Démocrate depuis de nombreuses années, Tom Vilsack a toujours été un vif défenseur d’un développement des biotechnologies agro-industrielles. Nous avions déjà mentionné en 2009 [2] des éléments qui montrent ce soutien. Depuis, il a continué sans faillir à cette politique. Ainsi, il a reçu à deux reprises le soutien de la Biotechnology Industry Organisation (BIO), un puissant lobby des OGM : en septembre 2001, quand il est nommé « gouverneur de l’année  » et en 2019, quand il reçoit le 12e prix annuel George Washington Carver pour l’innovation en biotechnologie industrielle [3] [4]. En réaction à sa nomination, Tom Vilsack a déclaré : « Chaque jour, des scientifiques et des chercheurs de la bio-industrie aident à relever le double défi de l’adaptation et de l’atténuation des conséquences du changement climatique tout en augmentant notre capacité à nourrir une population mondiale toujours plus nombreuse de manière sûre et durable ».

Gouverneur, ministre, et toujours avocat des biotech

En 2002, aux États-Unis, une récolte de soja destinée à l’alimentation humaine avait été détruite car contenant du maïs transgénique produisant des molécules pharmaceutiques [5]. En réaction, l’organisation BIO avait annoncé un moratoire sur la culture de plantes transgéniques produisant des molécules pharmaceutiques ou industrielles dans les régions de maïsiculture destinée à l’alimentation animale et humaine (Iowa, Illinois et Indiana).

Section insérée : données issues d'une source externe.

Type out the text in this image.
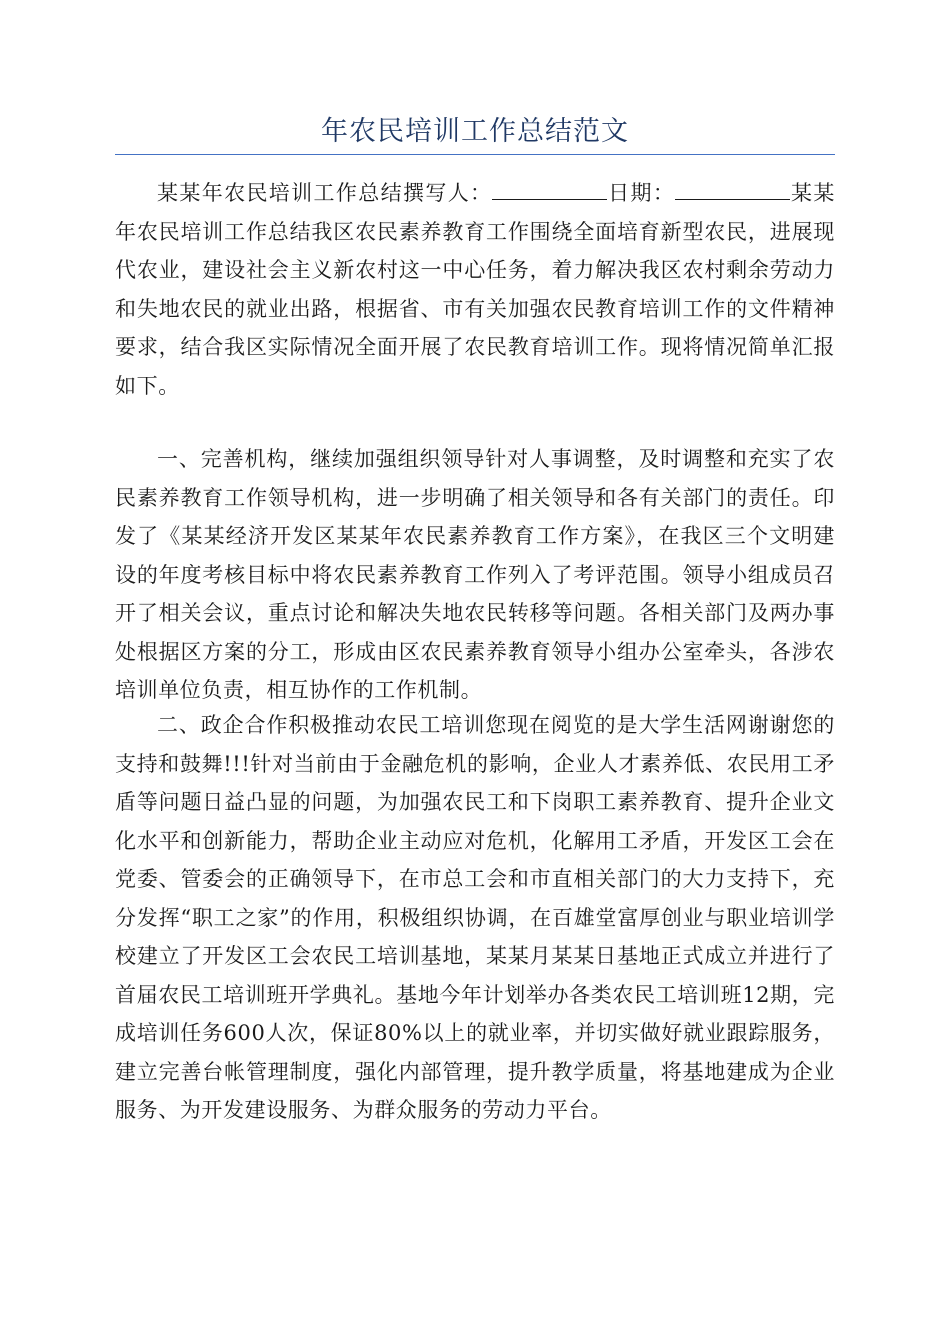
年农民培训工作总结范文

某某年农民培训工作总结撰写人：	日期：	某某年农民培训工作总结我区农民素养教育工作围绕全面培育新型农民，进展现代农业，建设社会主义新农村这一中心任务，着力解决我区农村剩余劳动力和失地农民的就业出路，根据省、市有关加强农民教育培训工作的文件精神要求，结合我区实际情况全面开展了农民教育培训工作。现将情况简单汇报如下。

一、完善机构，继续加强组织领导针对人事调整，及时调整和充实了农民素养教育工作领导机构，进一步明确了相关领导和各有关部门的责任。印发了《某某经济开发区某某年农民素养教育工作方案》，在我区三个文明建设的年度考核目标中将农民素养教育工作列入了考评范围。领导小组成员召开了相关会议，重点讨论和解决失地农民转移等问题。各相关部门及两办事处根据区方案的分工，形成由区农民素养教育领导小组办公室牵头，各涉农培训单位负责，相互协作的工作机制。

二、政企合作积极推动农民工培训您现在阅览的是大学生活网谢谢您的支持和鼓舞!!!针对当前由于金融危机的影响，企业人才素养低、农民用工矛盾等问题日益凸显的问题，为加强农民工和下岗职工素养教育、提升企业文化水平和创新能力，帮助企业主动应对危机，化解用工矛盾，开发区工会在党委、管委会的正确领导下，在市总工会和市直相关部门的大力支持下，充分发挥“职工之家”的作用，积极组织协调，在百雄堂富厚创业与职业培训学校建立了开发区工会农民工培训基地，某某月某某日基地正式成立并进行了首届农民工培训班开学典礼。基地今年计划举办各类农民工培训班12期，完成培训任务600人次，保证80%以上的就业率，并切实做好就业跟踪服务，建立完善台帐管理制度，强化内部管理，提升教学质量，将基地建成为企业服务、为开发建设服务、为群众服务的劳动力平台。
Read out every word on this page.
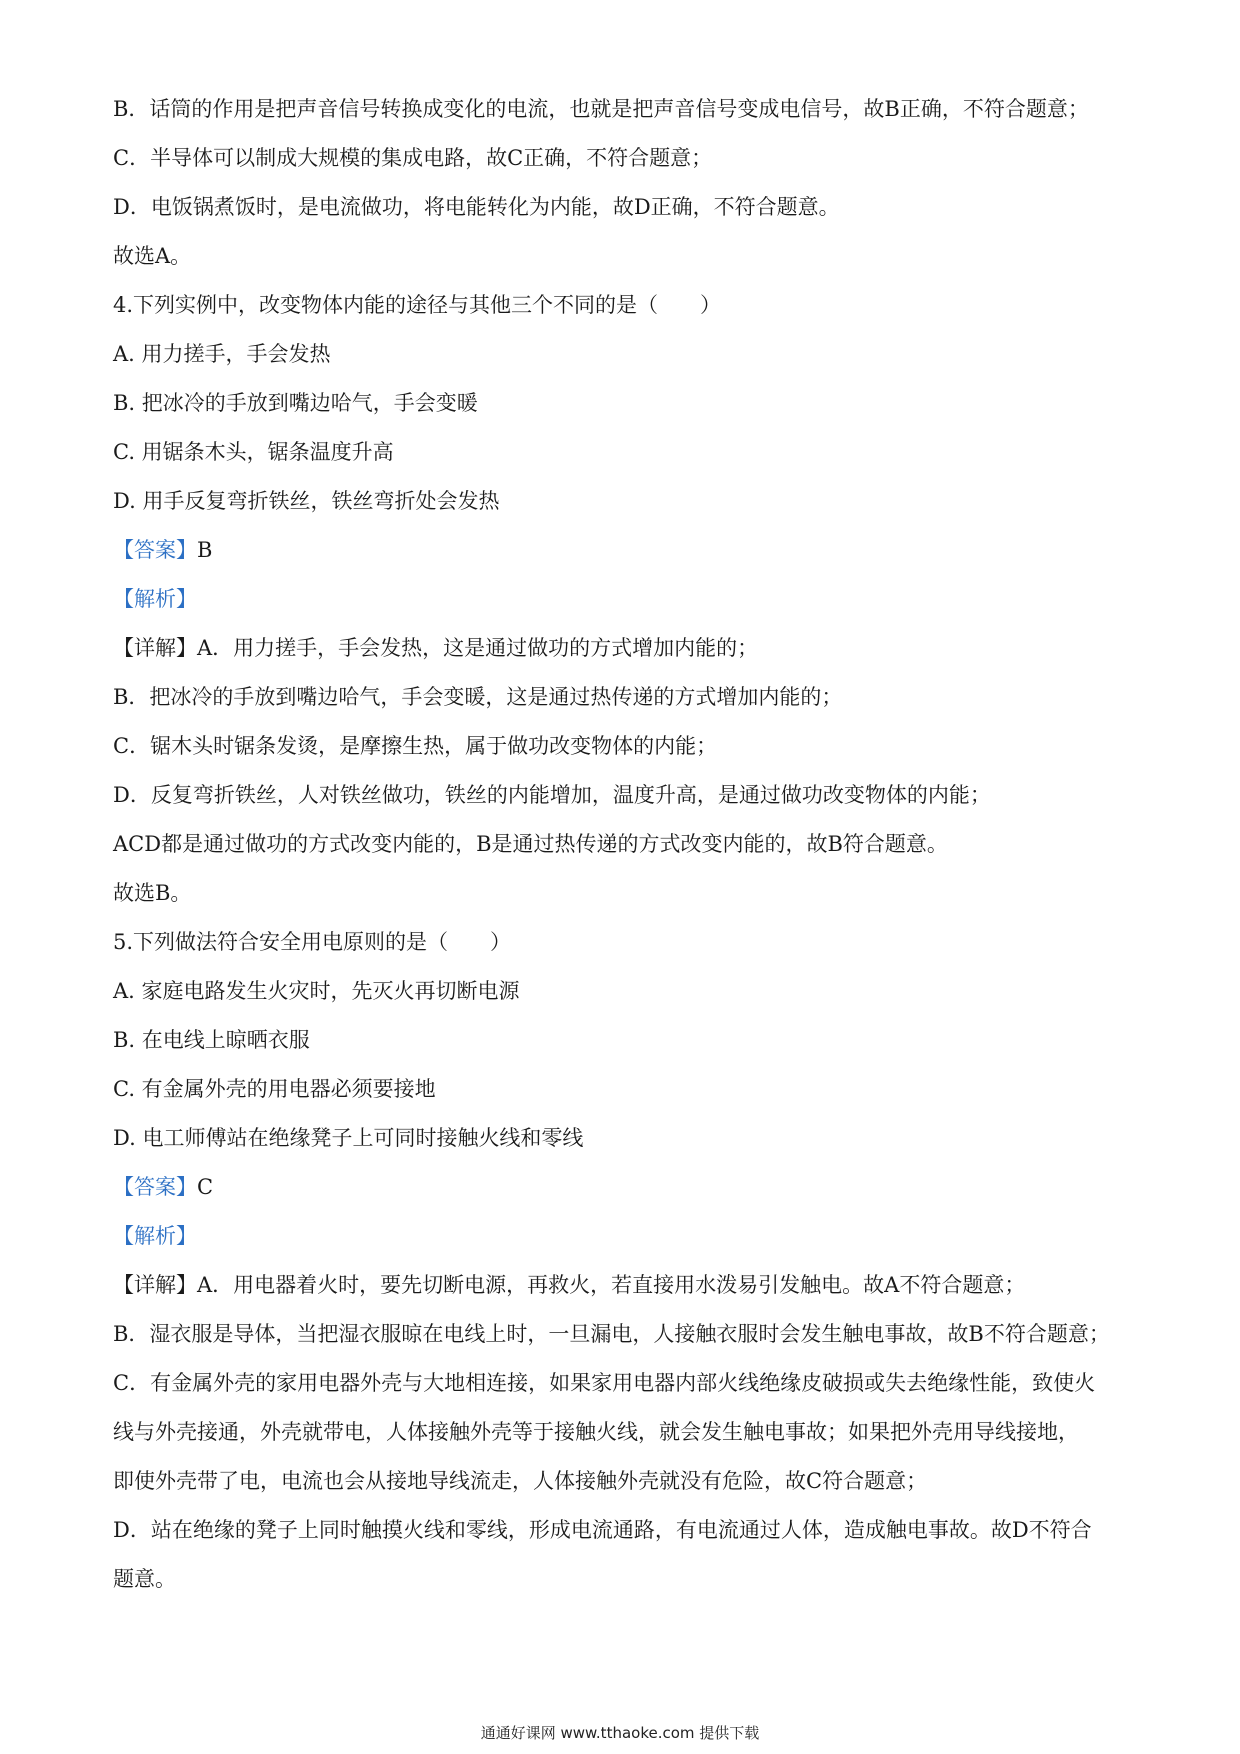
B．话筒的作用是把声音信号转换成变化的电流，也就是把声音信号变成电信号，故B正确，不符合题意；
C．半导体可以制成大规模的集成电路，故C正确，不符合题意；
D．电饭锅煮饭时，是电流做功，将电能转化为内能，故D正确，不符合题意。
故选A。
4.下列实例中，改变物体内能的途径与其他三个不同的是（　　）
A. 用力搓手，手会发热
B. 把冰冷的手放到嘴边哈气，手会变暖
C. 用锯条木头，锯条温度升高
D. 用手反复弯折铁丝，铁丝弯折处会发热
【答案】B
【解析】
【详解】A．用力搓手，手会发热，这是通过做功的方式增加内能的；
B．把冰冷的手放到嘴边哈气，手会变暖，这是通过热传递的方式增加内能的；
C．锯木头时锯条发烫，是摩擦生热，属于做功改变物体的内能；
D．反复弯折铁丝，人对铁丝做功，铁丝的内能增加，温度升高，是通过做功改变物体的内能；
ACD都是通过做功的方式改变内能的，B是通过热传递的方式改变内能的，故B符合题意。
故选B。
5.下列做法符合安全用电原则的是（　　）
A. 家庭电路发生火灾时，先灭火再切断电源
B. 在电线上晾晒衣服
C. 有金属外壳的用电器必须要接地
D. 电工师傅站在绝缘凳子上可同时接触火线和零线
【答案】C
【解析】
【详解】A．用电器着火时，要先切断电源，再救火，若直接用水泼易引发触电。故A不符合题意；
B．湿衣服是导体，当把湿衣服晾在电线上时，一旦漏电，人接触衣服时会发生触电事故，故B不符合题意；
C．有金属外壳的家用电器外壳与大地相连接，如果家用电器内部火线绝缘皮破损或失去绝缘性能，致使火
线与外壳接通，外壳就带电，人体接触外壳等于接触火线，就会发生触电事故；如果把外壳用导线接地，
即使外壳带了电，电流也会从接地导线流走，人体接触外壳就没有危险，故C符合题意；
D．站在绝缘的凳子上同时触摸火线和零线，形成电流通路，有电流通过人体，造成触电事故。故D不符合
题意。
通通好课网 www.tthaoke.com 提供下载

T. Vilsack, alors gouverneur de l’Iowa, a alors adressé une lettre à la BIO, la priant de revenir sur sa décision. Et il a aussi en 2005 signé la loi House File 642, qui interdit aux gouvernements locaux (comtés) de réglementer la culture génétiquement modifiée.

Après avoir quitté ses fonctions à la fin de son deuxième mandat en 2007, il est nommé à l’Institut de biosécurité des produits agricoles génétiquement modifiés de l’Université de l’état de l’Iowa (Iowa State University’s Biosafety Institute for Genetically Modified Agricultural Products) [6] aux côtés de représentants de Monsanto, Dupont’s Pioneer Hi-Bred et de la Banque mondiale. À la même époque, il a rejoint le cabinet d’avocats d’affaires Dorsey & Whitney, lequel compte parmi ses clients, Monsanto [7], Cargill et Conagra. Selon le site web de Dorsey & Whitney, Vilsack a été engagé pour se concentrer sur « le conseil stratégique et le conseil aux clients dans les domaines des économies d’énergie, des énergies renouvelables et du développement de l’agrobusiness« .

Vilsack plébiscité par les entreprises de biotechnologies


« Tom Vilsack a été l’un des premiers gouverneurs à voir les promesses de la biotechnologie. Il a une vision très équilibrée de l’agriculture et comprend son potentiel«  [8].

Ted Crosbie, vice-président de la sélection végétale mondiale et directeur des opérations de Monsanto dans l’Iowa

« Le gouverneur Vilsack serait un choix remarquable pour le secrétaire à l’agriculture. Il apporterait un grand leadership et une grande expérience à ce poste. Le gouverneur Vilsack comprend ce qu’il faut pour accroître la productivité agricole afin de répondre à la demande mondiale croissante de denrées alimentaires et d’aliments pour animaux«  [9].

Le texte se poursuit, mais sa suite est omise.